Now if there is a rogue person which fires up a daemon[2] manually instead of following the above, then there are bigger problems in the organization than what happens if a server is rebooted.
Depends how they are built. There are many embedded/real-time systems that expect this sort of reliability too of course.
I worked on systems that were allowed 8 hours of downtime per year -- but otherwise would have run forever unless there was nuclear bomb that went off or a power loss...Tandem. You could pull out CPUs while running.
So if we are talking about garbage windows servers sure. It's just a question of what is accepted by the customers/users.
> I worked on systems that were allowed 8 hours of downtime per year -- but otherwise would have run forever unless there was nuclear bomb that went off or a power loss...Tandem. You could pull out CPUs while running.

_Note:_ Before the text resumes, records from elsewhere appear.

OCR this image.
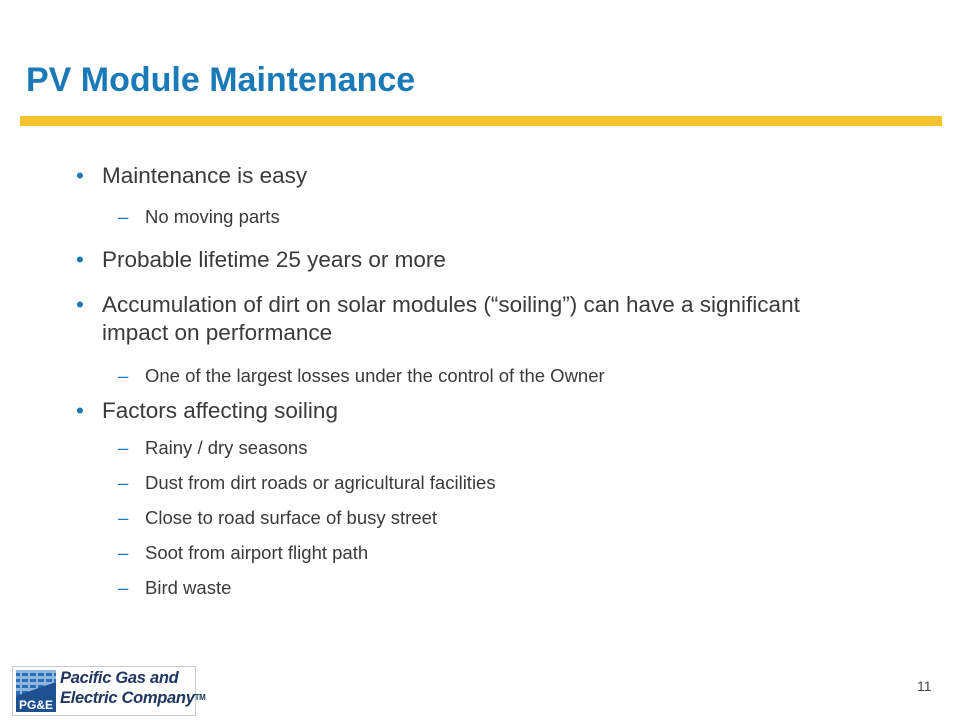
PV Module Maintenance
• Maintenance is easy
– No moving parts
• Probable lifetime 25 years or more
• Accumulation of dirt on solar modules (“soiling”) can have a significant impact on performance
– One of the largest losses under the control of the Owner
• Factors affecting soiling
– Rainy / dry seasons
– Dust from dirt roads or agricultural facilities
– Close to road surface of busy street
– Soot from airport flight path
– Bird waste
PG&E
Pacific Gas and
Electric CompanyTM
11
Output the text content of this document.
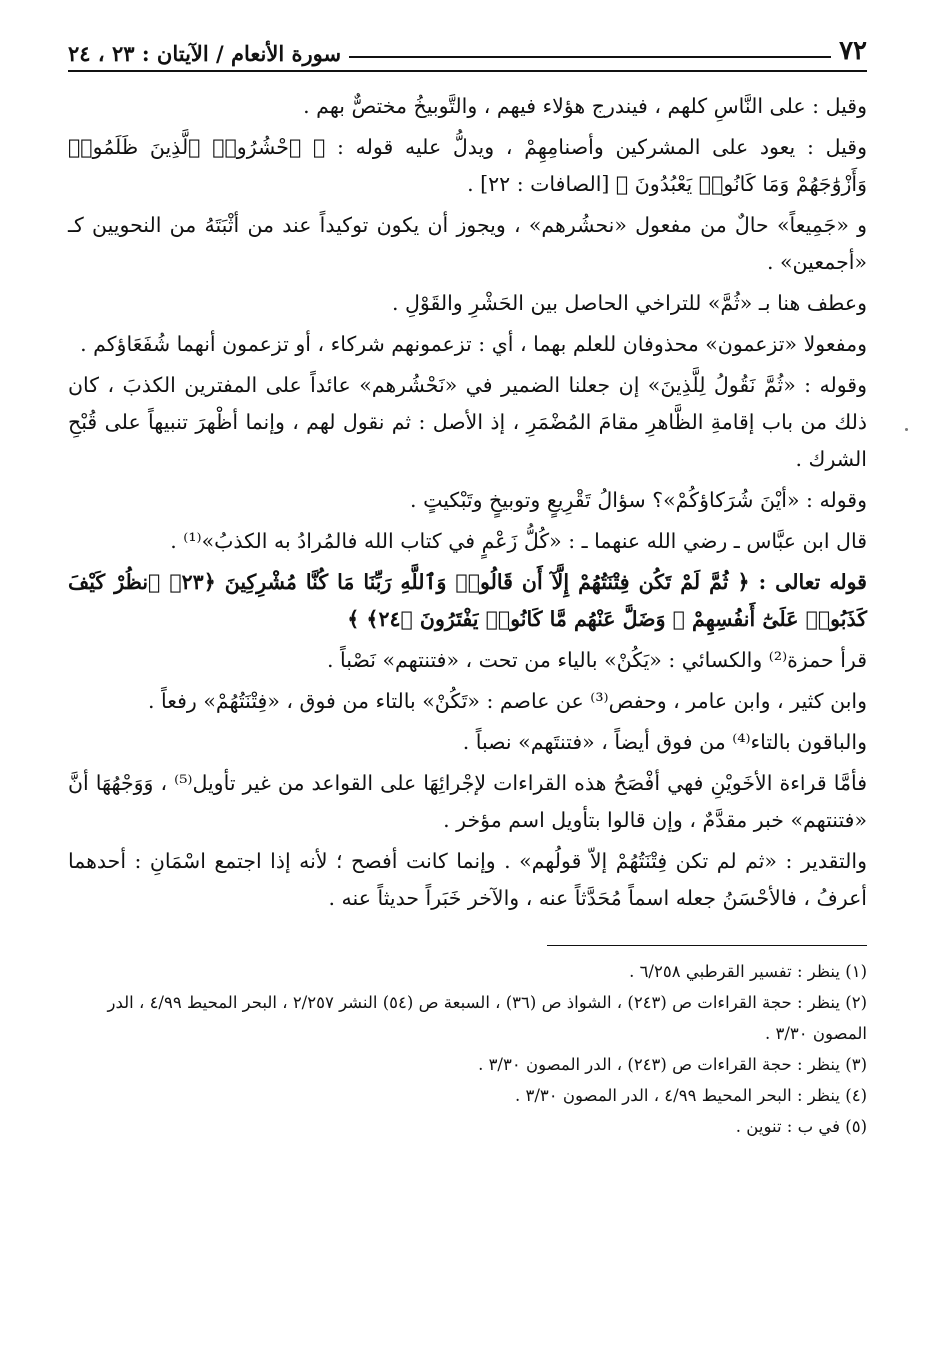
٧٢
سورة الأنعام / الآيتان : ٢٣ ، ٢٤

وقيل : على النَّاسِ كلهم ، فيندرج هؤلاء فيهم ، والتَّوبيخُ مختصٌّ بهم .

وقيل : يعود على المشركين وأصنامِهِمْ ، ويدلُّ عليه قوله : ﴿ ٱحْشُرُوا۟ ٱلَّذِينَ ظَلَمُوا۟ وَأَزْوَٰجَهُمْ وَمَا كَانُوا۟ يَعْبُدُونَ ﴾ [الصافات : ٢٢] .

و «جَمِيعاً» حالٌ من مفعول «نحشُرهم» ، ويجوز أن يكون توكيداً عند من أثْبَتَهُ من النحويين كـ «أجمعين» .

وعطف هنا بـ «ثُمَّ» للتراخي الحاصل بين الحَشْرِ والقَوْلِ .

ومفعولا «تزعمون» محذوفان للعلم بهما ، أي : تزعمونهم شركاء ، أو تزعمون أنهما شُفَعَاؤكم .

وقوله : «ثُمَّ نَقُولُ لِلَّذِينَ» إن جعلنا الضمير في «نَحْشُرهم» عائداً على المفترين الكذبَ ، كان ذلك من باب إقامةِ الظَّاهرِ مقامَ المُضْمَرِ ، إذ الأصل : ثم نقول لهم ، وإنما أظْهرَ تنبيهاً على قُبْحِ الشرك .

وقوله : «أيْنَ شُرَكاؤكُمْ»؟ سؤالُ تَقْرِيعٍ وتوبيخٍ وتَبْكيتٍ .

قال ابن عبَّاس ـ رضي الله عنهما ـ : «كُلُّ زَعْمٍ في كتاب الله فالمُرادُ به الكذبُ»⁽¹⁾ .

قوله تعالى : ﴿ ثُمَّ لَمْ تَكُن فِتْنَتُهُمْ إِلَّآ أَن قَالُوا۟ وَٱللَّهِ رَبِّنَا مَا كُنَّا مُشْرِكِينَ ﴿٢٣﴾ ٱنظُرْ كَيْفَ كَذَبُوا۟ عَلَىٰٓ أَنفُسِهِمْ ۚ وَضَلَّ عَنْهُم مَّا كَانُوا۟ يَفْتَرُونَ ﴿٢٤﴾ ﴾

قرأ حمزة⁽²⁾ والكسائي : «يَكُنْ» بالياء من تحت ، «فتنتهم» نَصْباً .

وابن كثير ، وابن عامر ، وحفص⁽³⁾ عن عاصم : «تَكُنْ» بالتاء من فوق ، «فِتْنَتُهُمْ» رفعاً .

والباقون بالتاء⁽⁴⁾ من فوق أيضاً ، «فتنتَهم» نصباً .

فأمَّا قراءة الأخَويْنِ فهي أفْصَحُ هذه القراءات لإجْرائِهَا على القواعد من غير تأويل⁽⁵⁾ ، وَوَجْهُهَا أنَّ «فتنتهم» خبر مقدَّمٌ ، وإن قالوا بتأويل اسم مؤخر .

والتقدير : «ثم لم تكن فِتْنَتُهُمْ إلاّ قولُهم» . وإنما كانت أفصح ؛ لأنه إذا اجتمع اسْمَانِ : أحدهما أعرفُ ، فالأحْسَنُ جعله اسماً مُحَدَّثاً عنه ، والآخر خَبَراً حديثاً عنه .

(١) ينظر : تفسير القرطبي ٦/٢٥٨ .

(٢) ينظر : حجة القراءات ص (٢٤٣) ، الشواذ ص (٣٦) ، السبعة ص (٥٤) النشر ٢/٢٥٧ ، البحر المحيط ٤/٩٩ ، الدر المصون ٣/٣٠ .

(٣) ينظر : حجة القراءات ص (٢٤٣) ، الدر المصون ٣/٣٠ .

(٤) ينظر : البحر المحيط ٤/٩٩ ، الدر المصون ٣/٣٠ .

(٥) في ب : تنوين .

Tandem servers were legendary for their reliability. I knew h/w support engineers years ago that told me stories like your recounting being able to pull components (such as CPU's) without affecting system availability.
Yep. I once did some contracting work for a place that had servers with 1200+ day uptimes. People were afraid to reboot anything. There was also tons of turnover.
Oof, that sounds scary. I’ve come to view high uptime as dangerous… it’s a sign you haven’t rebooted the thing enough to know what even happens on reboot (will everything come back up? Is the system currently relying on a process that only happens to be running because someone started it manually? Etc)
Servers need to be rebooted regularly in order to know that rebooting won’t break things, IMO.